Par Jean Pierre Assa
La Côte d’Ivoire est entrée ce 4 juin dans une nouvelle phase politique avec la publication de la liste électorale définitive en vue de la présidentielle du 25 octobre 2025. Un chiffre retient l’attention : 8,7 millions d’électeurs sont officiellement appelés aux urnes. Mais ce n’est pas ce volume qui suscite le plus de réactions. Ce sont les absences notables. Quatre figures emblématiques de la scène politique ivoirienne – Tidjane Thiam, Laurent Gbagbo, Charles Blé Goudé et Guillaume Soro – ont été radiées de cette liste.
Pour les partisans du pouvoir, la CEI n’a fait qu’appliquer la loi. Des condamnations judiciaires, des situations administratives ou des absences prolongées du territoire auraient empêché ces anciens chefs d’État ou leaders politiques de remplir les conditions légales requises. Pour d’autres, cette décision alimente un climat de suspicion et de fermeture politique à l’approche d’un scrutin décisif.
Tidjane Thiam, récemment réélu à la tête du Parti Démocratique de Côte d’Ivoire (PDCI), a choisi de contester sa radiation en saisissant le Comité des droits de l’homme des Nations Unies. Une démarche inédite qui porte le débat électoral ivoirien sur la scène internationale. Pour les cadres du PDCI, cette exclusion fragilise la crédibilité du processus. Du côté du PPA-CI, la réaction est plus mesurée, mais la déception est palpable.

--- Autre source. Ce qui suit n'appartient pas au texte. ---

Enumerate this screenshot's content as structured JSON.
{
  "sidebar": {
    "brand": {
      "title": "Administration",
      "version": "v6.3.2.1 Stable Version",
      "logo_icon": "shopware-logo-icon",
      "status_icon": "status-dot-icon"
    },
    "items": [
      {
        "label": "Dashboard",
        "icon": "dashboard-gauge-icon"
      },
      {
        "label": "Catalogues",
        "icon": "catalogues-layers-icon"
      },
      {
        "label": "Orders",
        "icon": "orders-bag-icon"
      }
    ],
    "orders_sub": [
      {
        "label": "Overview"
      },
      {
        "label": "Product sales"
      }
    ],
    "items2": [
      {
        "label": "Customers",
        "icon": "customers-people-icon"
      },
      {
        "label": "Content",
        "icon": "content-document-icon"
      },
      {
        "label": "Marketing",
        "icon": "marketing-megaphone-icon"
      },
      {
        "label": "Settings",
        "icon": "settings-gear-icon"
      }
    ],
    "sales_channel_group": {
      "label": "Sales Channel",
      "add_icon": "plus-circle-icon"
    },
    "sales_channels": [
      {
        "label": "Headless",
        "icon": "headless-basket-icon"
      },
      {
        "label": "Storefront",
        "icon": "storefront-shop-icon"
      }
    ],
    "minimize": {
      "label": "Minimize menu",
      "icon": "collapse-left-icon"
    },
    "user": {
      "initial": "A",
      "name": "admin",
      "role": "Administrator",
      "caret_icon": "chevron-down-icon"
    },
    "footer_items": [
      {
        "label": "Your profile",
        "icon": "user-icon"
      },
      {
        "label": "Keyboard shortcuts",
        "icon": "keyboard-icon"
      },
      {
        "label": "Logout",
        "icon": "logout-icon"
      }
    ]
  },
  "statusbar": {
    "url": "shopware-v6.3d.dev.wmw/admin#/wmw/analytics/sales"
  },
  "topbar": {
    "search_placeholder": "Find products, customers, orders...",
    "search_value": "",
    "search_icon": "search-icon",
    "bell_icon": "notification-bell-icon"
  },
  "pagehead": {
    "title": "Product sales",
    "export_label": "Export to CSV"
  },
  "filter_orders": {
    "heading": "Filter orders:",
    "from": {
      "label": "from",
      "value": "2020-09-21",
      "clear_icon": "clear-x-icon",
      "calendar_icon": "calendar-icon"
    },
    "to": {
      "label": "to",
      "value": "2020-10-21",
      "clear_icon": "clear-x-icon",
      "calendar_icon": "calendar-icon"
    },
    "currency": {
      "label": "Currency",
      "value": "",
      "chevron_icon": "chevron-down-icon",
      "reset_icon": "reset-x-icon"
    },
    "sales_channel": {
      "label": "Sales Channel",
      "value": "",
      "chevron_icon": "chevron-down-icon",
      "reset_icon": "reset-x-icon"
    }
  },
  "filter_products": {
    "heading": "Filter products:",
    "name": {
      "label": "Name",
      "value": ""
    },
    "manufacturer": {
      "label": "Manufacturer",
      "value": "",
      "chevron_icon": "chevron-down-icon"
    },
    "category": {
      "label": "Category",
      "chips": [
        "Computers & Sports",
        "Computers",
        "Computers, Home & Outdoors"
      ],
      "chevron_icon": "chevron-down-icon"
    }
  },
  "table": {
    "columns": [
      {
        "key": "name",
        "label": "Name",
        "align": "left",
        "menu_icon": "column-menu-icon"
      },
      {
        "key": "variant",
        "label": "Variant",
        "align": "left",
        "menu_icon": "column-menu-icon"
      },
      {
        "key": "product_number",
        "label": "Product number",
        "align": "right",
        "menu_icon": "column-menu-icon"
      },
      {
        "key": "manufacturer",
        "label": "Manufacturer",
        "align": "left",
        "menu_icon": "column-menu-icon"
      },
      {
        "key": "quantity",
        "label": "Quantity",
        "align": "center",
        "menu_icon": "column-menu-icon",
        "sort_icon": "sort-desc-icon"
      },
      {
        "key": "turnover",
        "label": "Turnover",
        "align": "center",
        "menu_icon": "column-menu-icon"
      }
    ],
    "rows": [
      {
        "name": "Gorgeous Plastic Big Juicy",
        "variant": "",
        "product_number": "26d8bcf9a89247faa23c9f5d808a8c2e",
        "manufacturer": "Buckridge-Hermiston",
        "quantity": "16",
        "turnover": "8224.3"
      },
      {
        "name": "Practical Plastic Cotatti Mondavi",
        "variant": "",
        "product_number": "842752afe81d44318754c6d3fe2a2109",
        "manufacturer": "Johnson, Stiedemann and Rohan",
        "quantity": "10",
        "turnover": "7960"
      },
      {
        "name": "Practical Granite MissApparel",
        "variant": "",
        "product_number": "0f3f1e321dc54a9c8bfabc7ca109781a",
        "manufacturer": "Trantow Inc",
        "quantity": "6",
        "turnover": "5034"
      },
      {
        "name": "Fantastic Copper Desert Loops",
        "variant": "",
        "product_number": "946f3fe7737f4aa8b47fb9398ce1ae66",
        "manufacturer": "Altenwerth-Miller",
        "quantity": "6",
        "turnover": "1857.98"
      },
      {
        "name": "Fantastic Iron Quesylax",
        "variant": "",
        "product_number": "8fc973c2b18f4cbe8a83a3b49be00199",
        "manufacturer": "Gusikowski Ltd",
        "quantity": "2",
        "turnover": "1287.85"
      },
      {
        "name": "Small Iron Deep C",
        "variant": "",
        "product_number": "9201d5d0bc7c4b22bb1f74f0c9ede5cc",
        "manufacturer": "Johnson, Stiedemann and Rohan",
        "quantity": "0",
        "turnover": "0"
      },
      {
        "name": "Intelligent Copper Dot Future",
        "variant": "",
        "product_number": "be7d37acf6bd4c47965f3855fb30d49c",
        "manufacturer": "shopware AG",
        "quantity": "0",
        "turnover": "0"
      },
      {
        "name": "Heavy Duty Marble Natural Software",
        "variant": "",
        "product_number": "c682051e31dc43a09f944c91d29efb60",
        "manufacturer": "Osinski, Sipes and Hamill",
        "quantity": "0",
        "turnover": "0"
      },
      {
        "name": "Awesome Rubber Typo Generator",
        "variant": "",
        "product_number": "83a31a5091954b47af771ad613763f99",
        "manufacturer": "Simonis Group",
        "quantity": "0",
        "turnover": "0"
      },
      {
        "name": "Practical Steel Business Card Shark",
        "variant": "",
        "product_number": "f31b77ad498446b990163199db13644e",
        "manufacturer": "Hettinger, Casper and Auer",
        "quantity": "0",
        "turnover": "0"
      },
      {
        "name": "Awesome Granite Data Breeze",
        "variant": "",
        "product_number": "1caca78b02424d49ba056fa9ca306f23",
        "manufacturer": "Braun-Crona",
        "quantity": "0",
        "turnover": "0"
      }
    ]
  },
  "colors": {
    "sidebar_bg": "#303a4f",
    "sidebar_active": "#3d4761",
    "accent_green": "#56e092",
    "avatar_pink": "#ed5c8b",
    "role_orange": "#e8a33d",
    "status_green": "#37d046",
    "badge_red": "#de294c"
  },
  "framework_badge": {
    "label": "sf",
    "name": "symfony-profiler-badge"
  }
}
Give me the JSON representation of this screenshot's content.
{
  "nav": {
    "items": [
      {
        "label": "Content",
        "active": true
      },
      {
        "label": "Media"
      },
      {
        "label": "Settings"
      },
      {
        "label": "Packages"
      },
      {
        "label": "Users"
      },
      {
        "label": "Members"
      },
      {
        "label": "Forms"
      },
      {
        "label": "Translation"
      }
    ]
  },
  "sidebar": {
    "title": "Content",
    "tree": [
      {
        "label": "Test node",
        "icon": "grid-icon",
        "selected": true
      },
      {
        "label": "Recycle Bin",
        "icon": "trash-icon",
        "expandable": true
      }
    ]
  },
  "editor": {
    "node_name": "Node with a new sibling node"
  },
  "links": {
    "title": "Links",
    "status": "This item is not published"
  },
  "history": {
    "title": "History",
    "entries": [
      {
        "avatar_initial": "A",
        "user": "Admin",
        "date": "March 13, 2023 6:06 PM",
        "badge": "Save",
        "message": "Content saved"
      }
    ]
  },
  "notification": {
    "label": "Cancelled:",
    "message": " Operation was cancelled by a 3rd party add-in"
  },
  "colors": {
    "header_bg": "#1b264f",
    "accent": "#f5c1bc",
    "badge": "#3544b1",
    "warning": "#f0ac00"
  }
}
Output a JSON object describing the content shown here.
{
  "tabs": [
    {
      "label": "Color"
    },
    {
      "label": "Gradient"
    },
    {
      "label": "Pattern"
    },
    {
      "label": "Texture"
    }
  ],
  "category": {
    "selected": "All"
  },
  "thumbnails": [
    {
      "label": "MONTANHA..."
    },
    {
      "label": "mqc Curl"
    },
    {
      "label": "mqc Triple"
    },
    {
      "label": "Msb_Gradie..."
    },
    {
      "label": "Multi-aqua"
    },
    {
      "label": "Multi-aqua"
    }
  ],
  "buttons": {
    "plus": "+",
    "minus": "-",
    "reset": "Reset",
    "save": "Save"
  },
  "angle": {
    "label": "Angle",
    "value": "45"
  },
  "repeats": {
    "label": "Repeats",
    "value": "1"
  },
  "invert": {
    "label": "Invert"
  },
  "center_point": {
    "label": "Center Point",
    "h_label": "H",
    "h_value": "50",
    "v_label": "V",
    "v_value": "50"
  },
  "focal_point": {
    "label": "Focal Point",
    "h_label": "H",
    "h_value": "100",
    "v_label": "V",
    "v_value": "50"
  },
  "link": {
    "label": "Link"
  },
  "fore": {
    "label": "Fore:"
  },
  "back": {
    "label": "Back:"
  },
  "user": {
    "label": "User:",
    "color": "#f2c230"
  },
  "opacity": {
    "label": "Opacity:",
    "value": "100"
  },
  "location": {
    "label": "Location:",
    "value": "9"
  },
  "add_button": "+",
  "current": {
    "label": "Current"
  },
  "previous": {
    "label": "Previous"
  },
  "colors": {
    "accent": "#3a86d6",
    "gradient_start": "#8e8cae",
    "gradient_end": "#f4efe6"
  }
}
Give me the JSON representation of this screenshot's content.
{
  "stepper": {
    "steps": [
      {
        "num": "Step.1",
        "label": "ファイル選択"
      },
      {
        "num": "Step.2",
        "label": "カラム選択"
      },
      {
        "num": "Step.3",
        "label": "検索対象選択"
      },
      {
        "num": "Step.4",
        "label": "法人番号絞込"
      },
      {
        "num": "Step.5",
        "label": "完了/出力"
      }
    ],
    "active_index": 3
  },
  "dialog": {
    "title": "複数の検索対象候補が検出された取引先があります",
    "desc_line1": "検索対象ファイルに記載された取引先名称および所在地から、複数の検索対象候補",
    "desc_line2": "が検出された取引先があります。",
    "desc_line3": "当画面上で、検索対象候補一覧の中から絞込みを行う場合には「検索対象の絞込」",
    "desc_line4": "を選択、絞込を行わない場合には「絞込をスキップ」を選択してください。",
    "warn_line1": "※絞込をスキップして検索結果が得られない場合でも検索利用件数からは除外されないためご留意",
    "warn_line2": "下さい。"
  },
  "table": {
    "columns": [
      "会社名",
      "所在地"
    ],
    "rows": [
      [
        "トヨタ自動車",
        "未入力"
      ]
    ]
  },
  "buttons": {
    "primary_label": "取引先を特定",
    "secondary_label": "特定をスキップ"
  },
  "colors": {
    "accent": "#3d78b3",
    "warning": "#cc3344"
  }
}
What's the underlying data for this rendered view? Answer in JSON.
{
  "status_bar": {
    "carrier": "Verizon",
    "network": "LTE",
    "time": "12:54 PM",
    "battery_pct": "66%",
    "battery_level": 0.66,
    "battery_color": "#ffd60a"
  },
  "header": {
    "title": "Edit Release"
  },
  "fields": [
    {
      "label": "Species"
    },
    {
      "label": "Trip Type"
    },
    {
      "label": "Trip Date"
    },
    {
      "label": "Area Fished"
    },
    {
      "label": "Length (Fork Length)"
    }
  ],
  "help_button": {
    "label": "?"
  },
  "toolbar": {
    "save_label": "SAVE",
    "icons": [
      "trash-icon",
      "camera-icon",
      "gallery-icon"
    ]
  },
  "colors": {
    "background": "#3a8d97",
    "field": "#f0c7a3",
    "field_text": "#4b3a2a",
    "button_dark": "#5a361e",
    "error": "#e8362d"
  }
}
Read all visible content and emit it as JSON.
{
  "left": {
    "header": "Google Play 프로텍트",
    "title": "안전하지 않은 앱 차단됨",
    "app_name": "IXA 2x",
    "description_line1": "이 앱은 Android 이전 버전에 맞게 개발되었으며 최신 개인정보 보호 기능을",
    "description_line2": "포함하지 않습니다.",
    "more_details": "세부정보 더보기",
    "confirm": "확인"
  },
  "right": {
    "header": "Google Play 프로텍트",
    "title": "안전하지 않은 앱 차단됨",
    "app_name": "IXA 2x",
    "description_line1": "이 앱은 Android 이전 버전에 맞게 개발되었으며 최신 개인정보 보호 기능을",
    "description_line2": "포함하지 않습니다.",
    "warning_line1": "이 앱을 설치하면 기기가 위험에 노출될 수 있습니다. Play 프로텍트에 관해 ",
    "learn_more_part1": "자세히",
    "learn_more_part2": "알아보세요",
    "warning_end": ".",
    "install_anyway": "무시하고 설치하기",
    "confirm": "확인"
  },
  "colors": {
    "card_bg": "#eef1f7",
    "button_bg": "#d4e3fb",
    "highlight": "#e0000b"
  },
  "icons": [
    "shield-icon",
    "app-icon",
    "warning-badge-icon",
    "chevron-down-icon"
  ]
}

Cette situation soulève une question cruciale : la régularité juridique prime-t-elle sur la légitimité politique ? Le droit électoral peut-il écarter des acteurs plébiscités par une partie de la population sans provoquer de rupture de confiance envers les institutions ? La CEI, garante du processus, défend une posture de neutralité et de transparence. Mais sur le terrain, la perception est tout autre. Dans les quartiers populaires, comme dans les cercles politiques, certains redoutent une élection « sans enjeux », ou pire, sans alternatives.
Il ne s’agit pas ici de remettre en cause l’État de droit, mais de questionner les effets politiques d’un tel filtre électoral. Si le contentieux électoral quitte la scène ivoirienne pour celle des tribunaux internationaux, comme l’ONU, c’est aussi le signe d’un malaise démocratique persistant.
La Côte d’Ivoire reste à ce jour l’un des pays les plus stables de la région ouest-africaine. Mais cette stabilité politique, souvent vantée à l’international, pourrait se fissurer si la compétition électorale se réduit à une formalité. Une élection libre et inclusive ne garantit pas toujours la paix, mais son absence nourrit immanquablement le doute, l’abstention ou la défiance.